Shemot (14: 1-5) (Robert Alter, trans.)
And the Lord spoke to Moses “… And I shall toughen Pharaoh’s heart, and he will pursue them, that I may gain glory through Pharaoh and through all his force, and the Egyptians will know that I am the LORD.” And thus they did so. And it was told to the king of Egypt that the people had fled, and Pharaoh and his servants had a change of heart about the people …
Mishnah Bava Kamma 1:4 (Sefaria Community Translation)
The wolf, the lion, the bear, the leopard, the panther and the snake all rank as attested danger. Rabbi Eliezer says: When they are tame they are not … attested danger, but the snake is always an attested danger.
Rabbi Eliyahu Dessler
Speaking to the Serpent in Gan Eden, God said, “You will attack him [the human being] at the heel.” The meaning is that the Serpent — who is the yetzer hara — attacks a person at the point of his greatest weakness. This is the “heel” of the person: the sins which a person crushes with his heel. There are things in a person’s life which he does not even call sins; he thinks them too small to concern him. But in fact, “small” sins repeated innumerable times may cause more spiritual damage to a person than greater sins, because he is aware of and concerned about the latter and will soon do teshuva for them, which is not the case with the “little” sins.
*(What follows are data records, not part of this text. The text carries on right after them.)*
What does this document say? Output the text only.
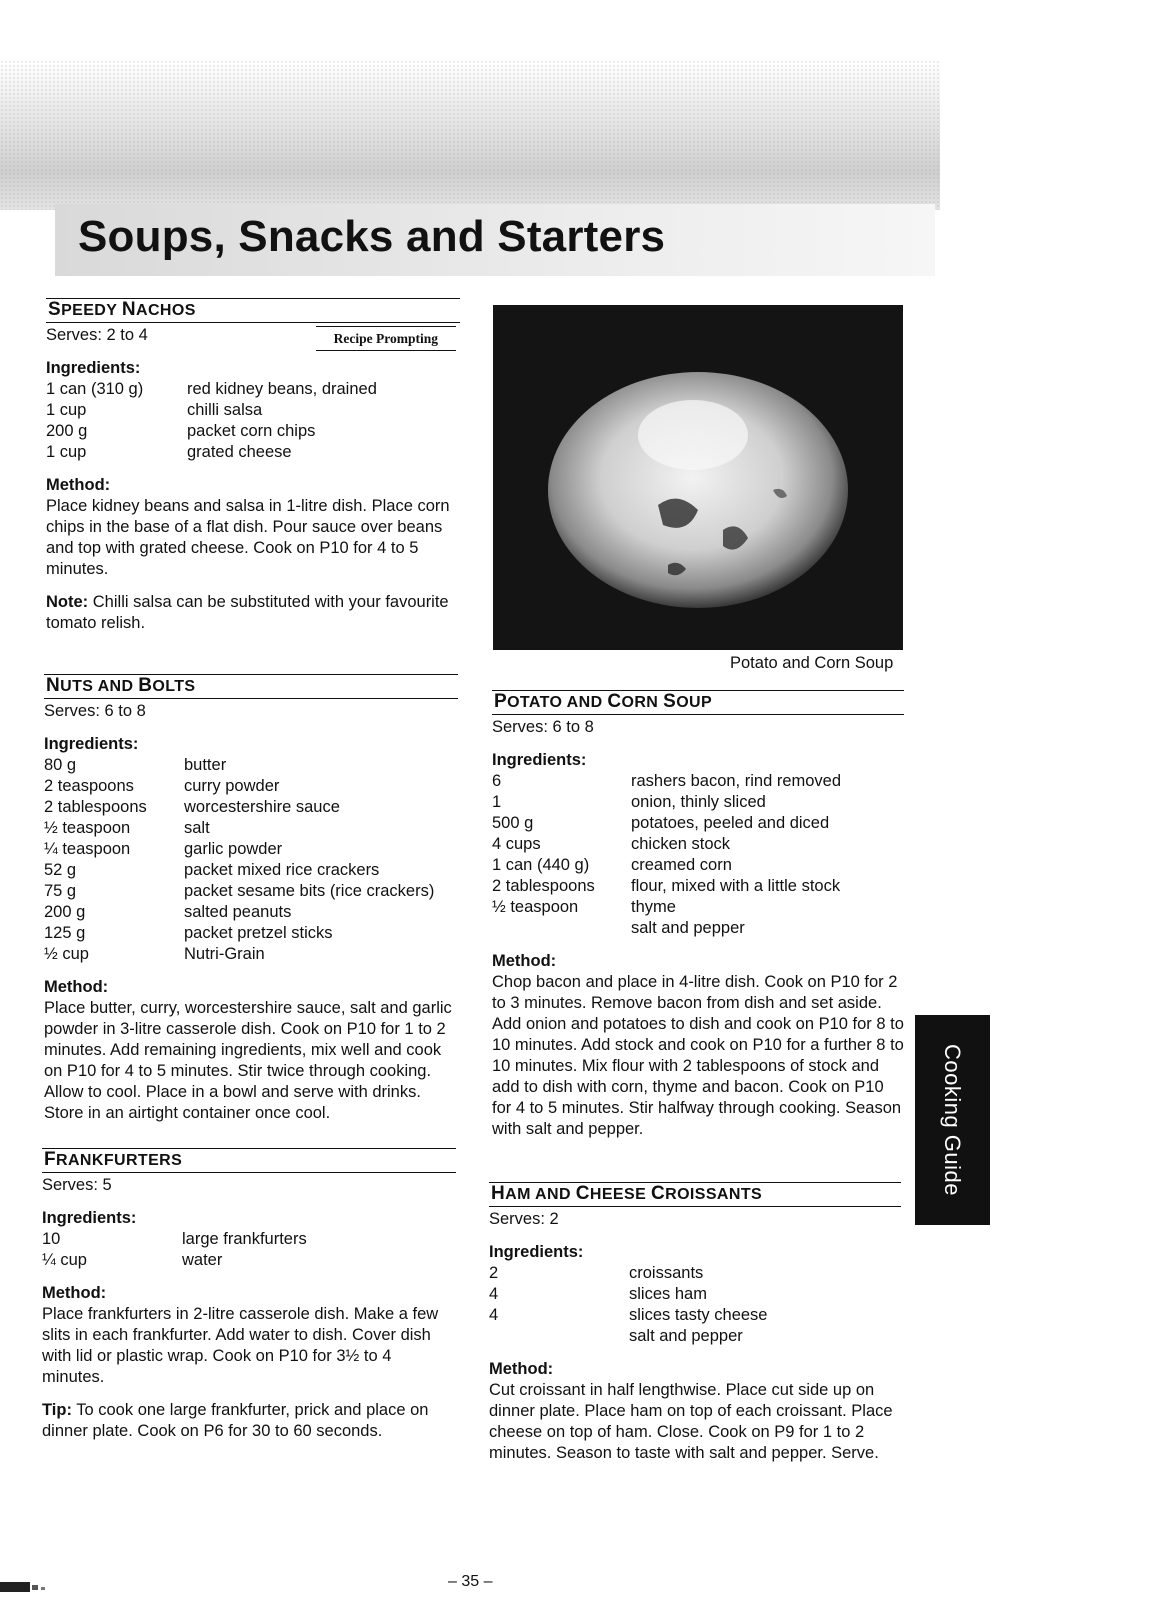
Soups, Snacks and Starters
SPEEDY NACHOS
Serves: 2 to 4	Recipe Prompting
Ingredients:
1 can (310 g)	red kidney beans, drained
1 cup	chilli salsa
200 g	packet corn chips
1 cup	grated cheese
Method:

Place kidney beans and salsa in 1-litre dish. Place corn chips in the base of a flat dish. Pour sauce over beans and top with grated cheese. Cook on P10 for 4 to 5 minutes.

Note: Chilli salsa can be substituted with your favourite tomato relish.
NUTS AND BOLTS
Serves: 6 to 8
Ingredients:
80 g	butter
2 teaspoons	curry powder
2 tablespoons	worcestershire sauce
½ teaspoon	salt
¼ teaspoon	garlic powder
52 g	packet mixed rice crackers
75 g	packet sesame bits (rice crackers)
200 g	salted peanuts
125 g	packet pretzel sticks
½ cup	Nutri-Grain
Method:

Place butter, curry, worcestershire sauce, salt and garlic powder in 3-litre casserole dish. Cook on P10 for 1 to 2 minutes. Add remaining ingredients, mix well and cook on P10 for 4 to 5 minutes. Stir twice through cooking. Allow to cool. Place in a bowl and serve with drinks. Store in an airtight container once cool.

FRANKFURTERS
Serves: 5
Ingredients:
10	large frankfurters
¼ cup	water
Method:

Place frankfurters in 2-litre casserole dish. Make a few slits in each frankfurter. Add water to dish. Cover dish with lid or plastic wrap. Cook on P10 for 3½ to 4 minutes.

Tip: To cook one large frankfurter, prick and place on dinner plate. Cook on P6 for 30 to 60 seconds.
Potato and Corn Soup
POTATO AND CORN SOUP
Serves: 6 to 8
Ingredients:
6	rashers bacon, rind removed
1	onion, thinly sliced
500 g	potatoes, peeled and diced
4 cups	chicken stock
1 can (440 g)	creamed corn
2 tablespoons	flour, mixed with a little stock
½ teaspoon	thyme
salt and pepper
Method:

Chop bacon and place in 4-litre dish. Cook on P10 for 2 to 3 minutes. Remove bacon from dish and set aside. Add onion and potatoes to dish and cook on P10 for 8 to 10 minutes. Add stock and cook on P10 for a further 8 to 10 minutes. Mix flour with 2 tablespoons of stock and add to dish with corn, thyme and bacon. Cook on P10 for 4 to 5 minutes. Stir halfway through cooking. Season with salt and pepper.

HAM AND CHEESE CROISSANTS
Serves: 2
Ingredients:
2	croissants
4	slices ham
4	slices tasty cheese
salt and pepper
Method:

Cut croissant in half lengthwise. Place cut side up on dinner plate. Place ham on top of each croissant. Place cheese on top of ham. Close. Cook on P9 for 1 to 2 minutes. Season to taste with salt and pepper. Serve.

Cooking Guide
– 35 –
It is therefore the unnoticed sins which constitute the person’s lowest level.
Rabbi Shlomo Wolbe
We must always be on guard to ensure that [our] negative middos [traits] do not rear their ugly heads at a later point. …
If people would pay more attention, they would notice that they have specific middos that surface regularly. It is these middos that are their battleground. The middos cannot be uprooted entirely, but if an effort is made, they can be restrained or even channeled positively.
Shemot (14-15: 30-1)
And the LORD on that day delivered Israel from the hand of Egypt, and Israel saw Egypt dead on the shore of the sea, and Israel saw the great hand that the LORD had performed against Egypt, and the people feared the LORD, and they trusted in the LORD and in Moses His servant. Then did Moses sing, and all the Israelites with him …
they trusted in the LORD and in Moses His servant: The whole story had begun with Moses’s understandable doubt to whether the people would trust, or believe, him. Now all doubt is banished (for the moment) in the great triumph at the Sea of Reeds.
Rabbi Henach Leibowitz
B’nei Yisrael would not have merited Hashem’s Divine Presence and the gift of shirah, despite all the miracles that surrounded them, had they not worked on themselves to purify their hearts and acquire fear and belief in Hashem. The Midrash teaches us that we must exert ourselves to internalize the myriad of miracles constantly taking place around us — from the perfect arrangement of the cosmos, to the incredible complexity of every cell in the body. If we work on ourselves, we can also reach lofty heights of fear and belief in Hashem.
Rabbi Shlomo Wolbe
How can I keep feelings of spiritual uplift from dying out? … this high will inevitably die out by itself; these feelings are intangible, and it is impossible to hold onto them for extended periods. However, by transforming these feelings into action and giving them a practical expression, we can preserve our spiritual highs, because we will always retain the ability to hold onto the action it engendered.